The use of metal cones to create jingle collars and jingle dresses emerged in the year 1900, on an Ojibwe reservation. I imagine that Niska would have used this type of jingle garment in her healing. The designs in this collar use plants native to Ontario and I think it captures the spirit of what Niska was trying to preserve.
Outline the construction…
This yoke is made from three layers of material: a cotton velveteen, cotton interfacing, and a cotton poplin. The beaded design was made with coloured glass seed beads, sewn on with a waxed cotton thread using a lazy stitch. Mirrors were attached using E6000 glue – a modern equivalent to animal glue.

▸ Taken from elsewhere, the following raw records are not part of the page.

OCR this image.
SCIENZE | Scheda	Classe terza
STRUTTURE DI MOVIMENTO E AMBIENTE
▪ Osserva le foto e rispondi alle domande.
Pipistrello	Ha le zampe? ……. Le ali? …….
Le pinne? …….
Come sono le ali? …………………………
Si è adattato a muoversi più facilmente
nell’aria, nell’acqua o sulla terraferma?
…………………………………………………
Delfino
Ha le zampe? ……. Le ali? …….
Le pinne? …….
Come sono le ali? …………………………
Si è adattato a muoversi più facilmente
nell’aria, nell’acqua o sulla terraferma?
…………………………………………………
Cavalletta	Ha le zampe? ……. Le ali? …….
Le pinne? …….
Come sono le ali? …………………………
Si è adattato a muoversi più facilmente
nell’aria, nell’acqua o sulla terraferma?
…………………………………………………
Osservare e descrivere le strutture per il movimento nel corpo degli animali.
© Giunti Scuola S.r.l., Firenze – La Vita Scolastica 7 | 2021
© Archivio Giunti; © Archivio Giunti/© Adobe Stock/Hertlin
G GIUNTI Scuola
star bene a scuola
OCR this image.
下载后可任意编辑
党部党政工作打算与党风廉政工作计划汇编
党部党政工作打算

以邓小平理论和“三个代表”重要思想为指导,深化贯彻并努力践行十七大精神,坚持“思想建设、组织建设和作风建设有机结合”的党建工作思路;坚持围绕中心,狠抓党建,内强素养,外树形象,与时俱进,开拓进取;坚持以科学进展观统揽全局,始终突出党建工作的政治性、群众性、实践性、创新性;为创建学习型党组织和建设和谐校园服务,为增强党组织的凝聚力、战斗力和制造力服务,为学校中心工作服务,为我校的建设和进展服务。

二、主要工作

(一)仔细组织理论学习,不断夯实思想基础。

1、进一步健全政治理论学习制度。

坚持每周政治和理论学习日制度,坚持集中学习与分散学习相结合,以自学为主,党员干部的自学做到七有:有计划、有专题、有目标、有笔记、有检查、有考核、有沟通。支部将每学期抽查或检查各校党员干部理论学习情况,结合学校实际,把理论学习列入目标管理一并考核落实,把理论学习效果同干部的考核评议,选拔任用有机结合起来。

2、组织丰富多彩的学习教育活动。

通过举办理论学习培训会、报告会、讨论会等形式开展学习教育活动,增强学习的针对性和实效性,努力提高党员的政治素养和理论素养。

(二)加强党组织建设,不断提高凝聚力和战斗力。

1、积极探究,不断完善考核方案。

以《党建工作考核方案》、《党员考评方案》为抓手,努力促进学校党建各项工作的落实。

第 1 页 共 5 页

I drafted the pattern using my shoulder width and the length that I wanted the yoke to hang down to. Using that pattern, I cut out the velveteen, interfacing, and poplin. I draped the velveteen over a hanger and let it hang for a day before attaching the interfacing layer to prevent stretching or warping once I started to sew the beads.
The design was traced lightly in chalk pen and beads were sewn in groups of 4-5. Traditionally, these items would be sewn in large wooden frames then cut into pattern shapes. However, I did not have access to this type of frame and had to use a small embroidery hoop, being careful not to stretch or warp the velveteen’s pile while sewing.
When the beadwork was finished, the poplin was basted to the velveteen and secured with bias tape. This was my first time sewing bias tape around curves and required some easing to prevent buckling. The jingle cones were attached with a knotted 0.7 cm ribbon and then pinched closed. They were then attached every 1.5 cm with a cross stitch. A brass button and loop closure were sewn into the top of the yoke.